Marktauswirkungen und Folgen für den Rest der Welt
Die Unsicherheit um die Türkei hat die Risikowahrnehmung allgemein steigen lassen. Die Bewegungen außerhalb der türkischen Finanzmärkte blieben bisher jedoch begrenzt. Am stärksten war das Segment für Inlandswährungsanleihen von Schwellenländern betroffen, in dem die Türkei ein hohes Marktgewicht hat. Dass bislang nur geringe Ansteckungseffekte auf andere Schwellenländer zu beobachten waren, ist vor allem mit deren besseren Fundamentaldaten zu erklären. So steht die Türkei hinsichtlich des Leistungsbilanzdefizits, der Auslandsverschuldung und der Ausstattung mit Währungsreserven deutlich schlechter da als andere. Zudem gibt es zur Zeit kaum eine Regierung, die sich mit solcher Entschlossenheit in eine Konfrontation mit den Finanzmärkten und den wichtigsten Partnerländern begibt. Dennoch sind bei Schwellenländeranlagen weitere Kursverluste zu erwarten, wenn die Turbulenzen in der Türkei anhalten. Ohne eine Beruhigung bleibt der Euro gegenüber dem US-Dollar anfällig, und deutsche Bundesanleihen dürften als sicherer Hafen gesucht bleiben. Europäische Aktien würden dagegen unter der Unsicherheit leiden.
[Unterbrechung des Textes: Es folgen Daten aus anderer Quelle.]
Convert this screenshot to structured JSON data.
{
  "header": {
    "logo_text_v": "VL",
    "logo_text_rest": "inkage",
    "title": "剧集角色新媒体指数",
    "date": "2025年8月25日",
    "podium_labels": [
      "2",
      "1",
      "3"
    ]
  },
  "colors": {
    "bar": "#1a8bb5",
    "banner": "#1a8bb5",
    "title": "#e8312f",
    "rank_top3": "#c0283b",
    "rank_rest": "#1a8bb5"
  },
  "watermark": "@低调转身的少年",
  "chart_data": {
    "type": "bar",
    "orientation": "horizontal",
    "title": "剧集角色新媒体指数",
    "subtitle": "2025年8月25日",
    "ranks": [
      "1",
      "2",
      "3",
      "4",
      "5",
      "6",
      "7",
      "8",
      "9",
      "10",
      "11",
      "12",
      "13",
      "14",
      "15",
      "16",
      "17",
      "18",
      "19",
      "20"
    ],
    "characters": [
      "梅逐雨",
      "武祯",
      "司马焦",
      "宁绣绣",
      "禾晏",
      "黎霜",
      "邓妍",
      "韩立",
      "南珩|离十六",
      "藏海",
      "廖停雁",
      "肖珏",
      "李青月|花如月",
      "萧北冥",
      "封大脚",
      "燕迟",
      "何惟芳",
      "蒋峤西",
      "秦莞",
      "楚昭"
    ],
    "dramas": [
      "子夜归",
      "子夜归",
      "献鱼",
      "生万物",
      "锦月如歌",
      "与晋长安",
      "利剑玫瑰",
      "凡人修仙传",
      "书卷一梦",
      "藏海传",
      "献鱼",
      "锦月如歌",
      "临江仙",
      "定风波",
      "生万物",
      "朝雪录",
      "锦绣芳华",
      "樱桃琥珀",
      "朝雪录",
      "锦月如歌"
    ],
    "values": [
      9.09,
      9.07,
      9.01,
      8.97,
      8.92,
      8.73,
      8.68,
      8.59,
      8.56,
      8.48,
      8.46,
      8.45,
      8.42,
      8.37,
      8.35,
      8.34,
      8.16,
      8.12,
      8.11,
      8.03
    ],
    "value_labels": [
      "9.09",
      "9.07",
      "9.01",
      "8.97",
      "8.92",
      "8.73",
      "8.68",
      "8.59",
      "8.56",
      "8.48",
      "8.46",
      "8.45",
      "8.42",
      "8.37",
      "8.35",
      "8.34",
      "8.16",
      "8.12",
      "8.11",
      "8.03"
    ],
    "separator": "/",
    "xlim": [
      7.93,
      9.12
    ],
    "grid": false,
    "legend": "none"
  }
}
Realwirtschaftlich würde sich eine tiefe Wirtschaftskrise der Türkei vor allem für die Handelspartner nachteilig auswirken, weil die Exporte in die Türkei schrumpfen dürften. Sollte es zu einer Schuldenkrise kommen, würde vor allem der europäische Finanzsektor leiden. Die höchsten Engagements sind die Banken in Spanien und Frankreich eingegangen, doch auch in Deutschland, Italien, Großbritannien, den USA und Japan gibt es nennenswerte Forderungen gegenüber der Türkei. Wir gehen davon aus, dass Präsident Erdogan die Entwicklung nicht bis zu einer Schuldenkrise eskalieren lassen wird, da dies seine Wiederwahlchancen in fünf Jahren stark gefährden würde. Daher sehen wir derzeit keine unmittelbaren Konsequenzen für Anlage-Reaktionen. Allerdings muss die Entwicklung in der Türkei mit höchster Aufmerksamkeit verfolgt werden, um gegebenenfalls zu reagieren.